Consider including the following topics in every audit committee meeting:
- Risks — Include the current corporate risk heat map and profile, emphasizing the most recent updates in potential exposure and any remediation efforts.
- Audit Results — Provide the organization's status based on audit findings. Frame the discussion in terms of how the audit findings increase or decrease risk based on the risk areas in the current presentation.
- Effectiveness of Controls — Include the effectiveness of financial controls, corporate governance and the risk management program. Highlight any recent changes that will impact controls and how changes will be implemented and audited.

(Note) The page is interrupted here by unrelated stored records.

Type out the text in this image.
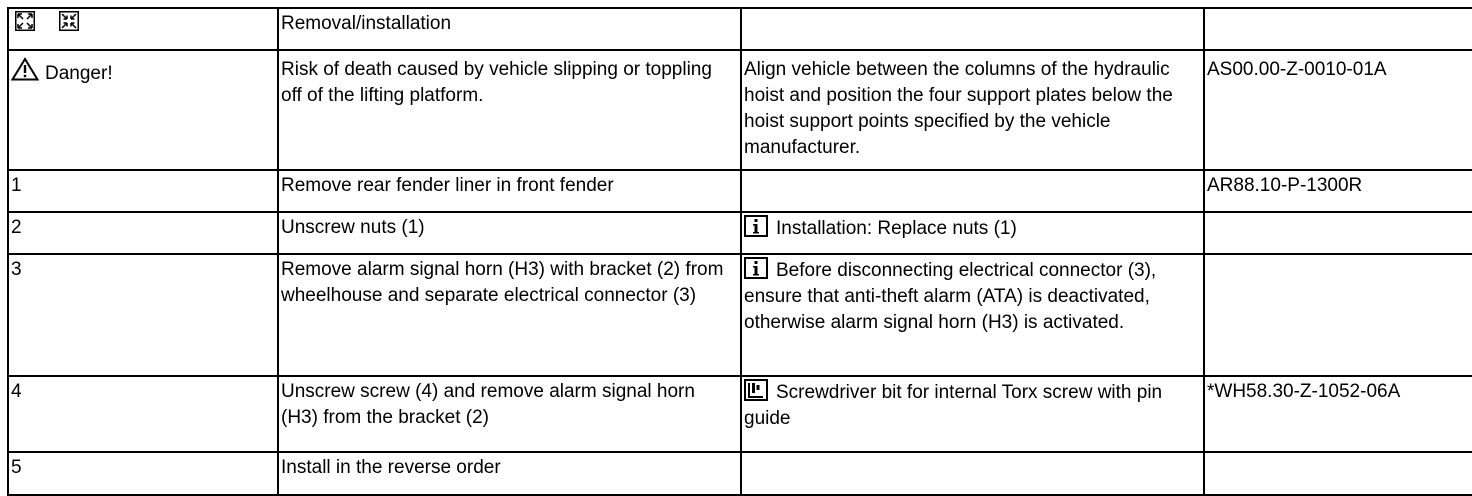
	Removal/installation		
Danger!	Risk of death caused by vehicle slipping or toppling off of the lifting platform.	Align vehicle between the columns of the hydraulic hoist and position the four support plates below the hoist support points specified by the vehicle manufacturer.	AS00.00-Z-0010-01A
1	Remove rear fender liner in front fender		AR88.10-P-1300R
2	Unscrew nuts (1)	Installation: Replace nuts (1)	
3	Remove alarm signal horn (H3) with bracket (2) from wheelhouse and separate electrical connector (3)	Before disconnecting electrical connector (3), ensure that anti-theft alarm (ATA) is deactivated, otherwise alarm signal horn (H3) is activated.	
4	Unscrew screw (4) and remove alarm signal horn (H3) from the bracket (2)	Screwdriver bit for internal Torx screw with pin guide	*WH58.30-Z-1052-06A
5	Install in the reverse order		
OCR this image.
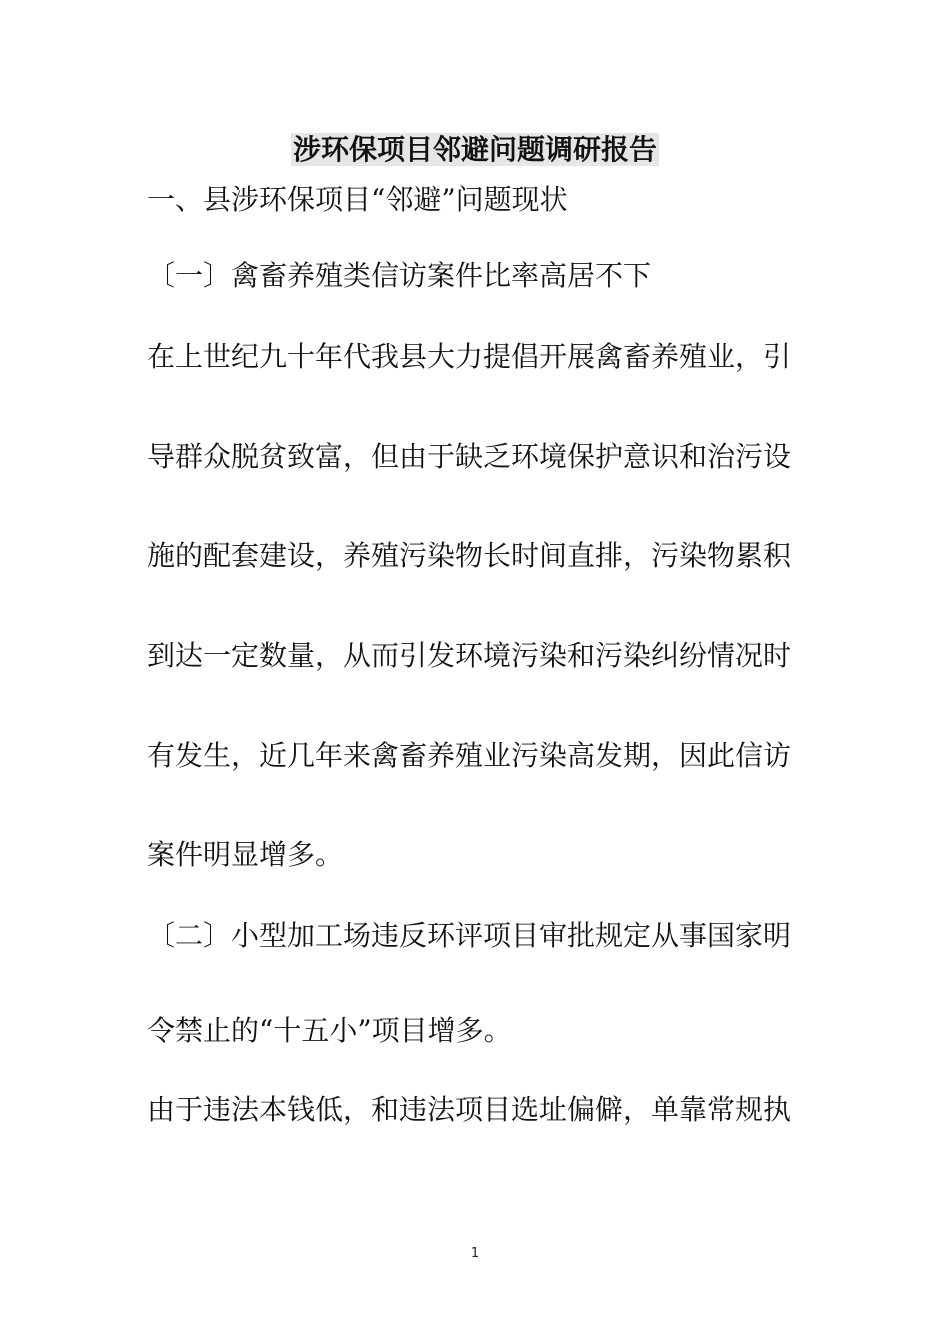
涉环保项目邻避问题调研报告
一、县涉环保项目“邻避”问题现状
〔一〕禽畜养殖类信访案件比率高居不下
在上世纪九十年代我县大力提倡开展禽畜养殖业，引
导群众脱贫致富，但由于缺乏环境保护意识和治污设
施的配套建设，养殖污染物长时间直排，污染物累积
到达一定数量，从而引发环境污染和污染纠纷情况时
有发生，近几年来禽畜养殖业污染高发期，因此信访
案件明显增多。
〔二〕小型加工场违反环评项目审批规定从事国家明
令禁止的“十五小”项目增多。
由于违法本钱低，和违法项目选址偏僻，单靠常规执
1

Audit Committee and Board Best Practices
Given the continuing importance and growing role of the audit committee and board within corporations, there are always ways to improve oversight practices, independence and effectiveness. Consider the following best practices:
Risk Management
Investors and regulators have become more focused on how the audit committee and board members are overseeing risk management at the enterprise level. This requires a deep understanding of how the company identifies, assesses, mitigates and manages risks. In some cases, insights and expertise will be required in specific risk areas such as cybersecurity. When tasked with risk oversight, consider asking the following questions:
- Are there controls in place right now to properly mitigate risks?
- Is there a process or program in place to continuously assess risk levels?
- Does internal audit assess the adequacy of risk management systems?
Audit Committee Culture
The audit committee's effectiveness is driven by its culture and leadership. Encourage open discussion and healthy debate. Encourage committee members to ask questions to management at all levels. Seek out members who speak their minds and listen fully.
Lastly, although the NYSE requires an annual self-assessment, corporations should engage people who seek continuous evaluation to work through any issues or bottlenecks in real time.